1Cosa spinge quaranta persone ad abbandonare il letto caldo nel cuore di una notte di Dicembre e a percorrere fino a due ore in auto per assistere a un comunissimo sorgere del Sole nei giorni del Solstizio? Cosa li convince a stare in piedi saltellando per resistere al gelo del suolo ghiacciato che sale dalle gambe e irrigidisce il corpo, in attesa del momento fatidico? Cos’è che all’improvviso sospende il respiro e fa dimenticare tutto, quando i primi raggi filtrano le nuvole all’orizzonte, allineandosi perfettamente con l’imponente parete nordorientale di un complesso nuragico di almeno 3500 anni?

Probabilmente ci sono tante risposte quanti erano i presenti. Ma queste esperienze condivise in gruppo sempre più frequentemente in ogni parte del mondo, non possono più essere liquidate come fanatismo new age o pura curiosità di gente annoiata. Anche laddove si è già sostenuti da un credo religioso, oggi inizia ad emergere in modo chiarissimo un bisogno più forte di sentirsi partecipi di eventi naturali per ritrovare un senso e un “riallineamento” con l’armonia delle forze e dei cicli cosmici che stiamo rischiando di perdere del tutto. Armonia ed equilibrio che stiamo iniziando a cercare di nuovo nel nostro corpo attraverso pratiche e discipline vecchie e nuove, ma che stiamo riscoprendo come antica scienza negli studi e nelle scoperte dell’”archeoastronomia”, fino a ieri relegata ad una ristretta elite di appassionati e ricercatori, ed oggi sempre più ascoltata, accettata e indagata anche dalle scienze classiche. Questo attraverso migliaia di megaliti e costruzioni preistoriche che mostrano geometrie e proporzioni multiple (solstizi e lunistizi nelle diverse fasi dell’anno, ascendenti e discendenti siderali, ecc.) in allineamenti e corrispondenze talmente precisi da reggere ampiamente il confronto con i calcoli matematici e statistici di una possibile casualità.

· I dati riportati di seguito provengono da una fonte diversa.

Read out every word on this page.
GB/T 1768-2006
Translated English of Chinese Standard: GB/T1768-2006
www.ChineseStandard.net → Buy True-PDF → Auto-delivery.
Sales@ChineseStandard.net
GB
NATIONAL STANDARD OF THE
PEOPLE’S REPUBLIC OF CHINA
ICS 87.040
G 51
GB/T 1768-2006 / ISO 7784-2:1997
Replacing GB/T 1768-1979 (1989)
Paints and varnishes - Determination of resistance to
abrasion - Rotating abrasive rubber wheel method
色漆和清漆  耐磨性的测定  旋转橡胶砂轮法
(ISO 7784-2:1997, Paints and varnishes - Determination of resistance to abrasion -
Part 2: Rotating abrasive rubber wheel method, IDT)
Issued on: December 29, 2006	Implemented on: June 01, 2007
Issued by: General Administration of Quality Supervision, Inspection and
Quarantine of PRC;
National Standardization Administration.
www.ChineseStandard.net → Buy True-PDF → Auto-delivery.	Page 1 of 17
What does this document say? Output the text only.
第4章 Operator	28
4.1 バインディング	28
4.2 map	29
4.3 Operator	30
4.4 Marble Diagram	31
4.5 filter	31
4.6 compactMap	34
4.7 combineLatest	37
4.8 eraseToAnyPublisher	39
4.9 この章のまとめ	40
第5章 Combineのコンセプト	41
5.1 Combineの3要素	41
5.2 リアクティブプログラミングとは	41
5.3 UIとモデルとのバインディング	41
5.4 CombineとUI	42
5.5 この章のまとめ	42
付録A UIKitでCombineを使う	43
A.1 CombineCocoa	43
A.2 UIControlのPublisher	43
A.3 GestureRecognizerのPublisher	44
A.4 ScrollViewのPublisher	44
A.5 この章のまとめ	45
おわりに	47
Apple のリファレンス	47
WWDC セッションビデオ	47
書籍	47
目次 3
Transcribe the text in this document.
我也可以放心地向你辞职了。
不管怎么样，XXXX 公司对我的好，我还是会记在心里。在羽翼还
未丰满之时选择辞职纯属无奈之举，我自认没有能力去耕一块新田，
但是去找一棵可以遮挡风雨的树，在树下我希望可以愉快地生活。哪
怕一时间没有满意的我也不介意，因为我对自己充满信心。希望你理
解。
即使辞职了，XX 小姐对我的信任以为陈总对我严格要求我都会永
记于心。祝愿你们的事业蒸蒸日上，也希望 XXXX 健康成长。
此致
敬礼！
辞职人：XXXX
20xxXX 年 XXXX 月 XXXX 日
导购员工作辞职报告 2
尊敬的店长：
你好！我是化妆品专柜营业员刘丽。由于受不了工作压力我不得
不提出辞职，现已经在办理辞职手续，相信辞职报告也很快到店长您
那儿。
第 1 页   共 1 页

2Se oggi nemmeno da esperti e scienziati ci è dato di comprendere con certezza il significato e l’antico uso di queste “macchine di pietra” (tutto ciò di cui si parla sono solo ipotesi, niente è mai stato dimostrato sinora), da “ignoranti” o neofiti abbiamo però la libertà di recarci in questi luoghi e cercare d’immedesimarci nei nostri progenitori, nella loro visione del mondo e dell’universo, della vita e della morte. E quanto meno ammirare e onorare l’immane sforzo e l’estrema perizia con cui hanno realizzato certi siti. Stare… nel momento in cui in cui un evento ciclico si ripete, ma anche un’alba, un tramonto, una luna piena, un’eclissi… e cercare di ascoltare quell’armonia risuonare come frequenza nelle cellule del proprio corpo, stabilire un contatto e una risonanza coi nostri centri dell’energia sottile.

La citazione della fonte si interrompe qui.